I don't think both Corel and StoneCut support to export to .DST or .NCK format.
How does software come with your Decor 4 machine?


----------



## Devan524 (Aug 11, 2018)

The machine came with Hotfix Era, but in order to make it compatible with my computer, I had to downgrade my graphics card. The downgrade is interfering with other software I have on my computer, so I was hoping to find a way to get rid of Hotfix altogether and find a way to make Corel or StoneCut export files that will work with the rhinestone machine


----------



## tfalk (Apr 3, 2008)

You really need an embroidery program that can import from Corel, then convert the shapes into stitch files, then export as a .DST We do this all the time with Sierra's program Embroidery Office... 

Maybe one of these days Sierra will finally accept the fact that they have a real problem with their software. EO is the biggest POS I've used in 30+ years of testing software for a living. If you use it for more than 10 minutes without it crashing, you are lucky, yet they claim I am the only one having issues with it. And they tell everyone else I've talked to that also uses EO that they are also the only ones having issues.... If you are having graphic issues with another of their products, Hotfix ERA, I think it's pretty clear exactly where the problem is - Sierra.


----------



## Devan524 (Aug 11, 2018)

Do you know of any software that can do that that isn't anything by Sierra? 

I have done troubleshooting on my own to try to get their software at least able to function....half the time it won't even let me save a file! I've had Sierra's tech support connect remotely to see if they could do anything. Nothing. Still have all the old problems, but at least I can export a file now...even though I can't save the .dsg


----------



## tfalk (Apr 3, 2008)

Pulse is the only other one I find on a quick google search but I know nothing about it...


----------



## Devan524 (Aug 11, 2018)

Thank you! 

I just did a quick google search and found Wilcom EmbroideryStudio and DecoStudio. Do you know anything about those?


----------



## tfalk (Apr 3, 2008)

Don't know anything about them other than that they are expensive...

I'm not sure I understand exactly how your machine handles DST files. Do the shapes need to be converted to fill stitches, outlines, appliques, what? Can you send me an existing file you have? I have another idea but I'm not sure if it would work unless I see exactly what the DST files you currently use look like. If you can, email one to me at 
[email protected]


----------



## L144S (Aug 5, 2011)

There is an add on for import and export that let’s you import I think plt files. I can't remember what the export is but for some reason wmf comes to mind.


----------



## keith20mm (Feb 2, 2018)

May I ask which ERA Hotfix version you are using?

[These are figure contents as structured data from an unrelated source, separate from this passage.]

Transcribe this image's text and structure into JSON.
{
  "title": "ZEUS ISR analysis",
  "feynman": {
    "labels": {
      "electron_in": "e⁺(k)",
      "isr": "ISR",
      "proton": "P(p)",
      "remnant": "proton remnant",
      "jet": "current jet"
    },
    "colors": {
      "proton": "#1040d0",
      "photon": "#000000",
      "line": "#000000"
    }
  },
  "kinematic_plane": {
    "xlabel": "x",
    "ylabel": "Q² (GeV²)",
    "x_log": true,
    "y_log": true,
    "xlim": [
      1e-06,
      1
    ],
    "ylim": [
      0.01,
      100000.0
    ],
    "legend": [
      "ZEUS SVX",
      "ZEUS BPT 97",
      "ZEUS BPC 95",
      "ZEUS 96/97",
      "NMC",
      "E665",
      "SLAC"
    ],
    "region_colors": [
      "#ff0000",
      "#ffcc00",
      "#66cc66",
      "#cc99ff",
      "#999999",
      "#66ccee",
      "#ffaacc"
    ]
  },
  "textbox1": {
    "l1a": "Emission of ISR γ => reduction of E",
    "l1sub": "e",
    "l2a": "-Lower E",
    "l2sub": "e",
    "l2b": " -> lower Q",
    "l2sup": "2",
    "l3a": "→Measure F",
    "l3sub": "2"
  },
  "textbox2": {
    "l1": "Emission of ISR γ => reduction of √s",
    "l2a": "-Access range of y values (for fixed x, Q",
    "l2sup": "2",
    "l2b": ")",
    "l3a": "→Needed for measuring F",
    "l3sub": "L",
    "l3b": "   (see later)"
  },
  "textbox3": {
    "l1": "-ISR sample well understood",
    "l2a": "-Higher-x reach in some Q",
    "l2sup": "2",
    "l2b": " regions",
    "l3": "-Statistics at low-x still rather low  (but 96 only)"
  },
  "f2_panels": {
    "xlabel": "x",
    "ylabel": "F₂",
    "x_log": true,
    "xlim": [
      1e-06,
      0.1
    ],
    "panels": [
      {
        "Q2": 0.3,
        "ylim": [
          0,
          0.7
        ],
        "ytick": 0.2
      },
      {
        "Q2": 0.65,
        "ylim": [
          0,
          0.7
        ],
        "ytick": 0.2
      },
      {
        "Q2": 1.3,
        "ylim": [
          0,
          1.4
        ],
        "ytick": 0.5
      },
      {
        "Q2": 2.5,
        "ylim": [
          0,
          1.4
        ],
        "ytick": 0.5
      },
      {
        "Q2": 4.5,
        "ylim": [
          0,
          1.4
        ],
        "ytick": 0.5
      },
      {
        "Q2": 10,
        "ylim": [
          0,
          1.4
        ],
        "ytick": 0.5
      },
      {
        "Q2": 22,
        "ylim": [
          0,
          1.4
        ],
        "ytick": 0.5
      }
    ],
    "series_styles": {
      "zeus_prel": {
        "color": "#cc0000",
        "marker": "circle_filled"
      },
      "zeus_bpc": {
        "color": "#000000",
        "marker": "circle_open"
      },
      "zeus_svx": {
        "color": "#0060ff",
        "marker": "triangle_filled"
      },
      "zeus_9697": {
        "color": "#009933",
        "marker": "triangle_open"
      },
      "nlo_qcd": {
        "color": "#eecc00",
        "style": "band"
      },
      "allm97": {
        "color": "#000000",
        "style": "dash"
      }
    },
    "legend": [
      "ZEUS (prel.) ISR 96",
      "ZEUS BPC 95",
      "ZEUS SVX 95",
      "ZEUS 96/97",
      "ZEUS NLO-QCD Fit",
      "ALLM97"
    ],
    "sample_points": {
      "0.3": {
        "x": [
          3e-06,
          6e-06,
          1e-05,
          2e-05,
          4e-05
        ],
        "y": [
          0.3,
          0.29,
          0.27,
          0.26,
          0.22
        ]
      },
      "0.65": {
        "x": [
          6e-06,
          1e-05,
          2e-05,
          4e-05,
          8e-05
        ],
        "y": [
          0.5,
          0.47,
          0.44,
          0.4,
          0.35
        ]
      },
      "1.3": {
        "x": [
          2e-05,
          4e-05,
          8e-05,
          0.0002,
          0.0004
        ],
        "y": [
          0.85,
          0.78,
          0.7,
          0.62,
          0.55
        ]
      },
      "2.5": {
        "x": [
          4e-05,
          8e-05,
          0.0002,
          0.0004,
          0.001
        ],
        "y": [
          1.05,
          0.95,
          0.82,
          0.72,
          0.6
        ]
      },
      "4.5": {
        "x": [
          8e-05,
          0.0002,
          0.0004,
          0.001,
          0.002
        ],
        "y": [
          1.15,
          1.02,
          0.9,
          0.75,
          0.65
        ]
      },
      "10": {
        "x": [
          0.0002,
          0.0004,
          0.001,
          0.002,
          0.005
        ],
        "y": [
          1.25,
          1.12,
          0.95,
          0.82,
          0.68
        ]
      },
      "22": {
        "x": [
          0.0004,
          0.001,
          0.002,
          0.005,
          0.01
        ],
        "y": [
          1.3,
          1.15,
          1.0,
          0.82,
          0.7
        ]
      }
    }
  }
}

I am using 17, and for both stones and spangles. The stone driver is for DS-400-6C, and spangle is ProSpangle.

I have a thing I wrote to take .svg from either Corel or Inkscape and produce both .dsr for the stone machine and .dst for the spangle machine.

Both of these find the .svg circle and bezier elements and convert them to xy coordinates for either machine. The stone machine uses xy coordinate directly, the spangle machine uses the 3-byte .dst jump stitch and then sequin drop commands to move about the plate, and place spangle.

The bezier thing is very idiotic, as a circle is exported as 4 or more arc-segments having some fictional center with the usual handles, and everyone knows a bezier will never exactly fit to a circle.

Corel, Inkscape, how about just outputting a Circle for a Circle ?

Anyway, possibly you could make up something like that.

The .svg files are simple ascii text files in xml form.

I use both old Borland C++ Builder 5 and current Embarcadero RAD C++ Builder, depending on my mood. Builder 5 is, yes, a better product than RAD, even though the new RAD comes directly from Builder 5/6/and so on.

k


----------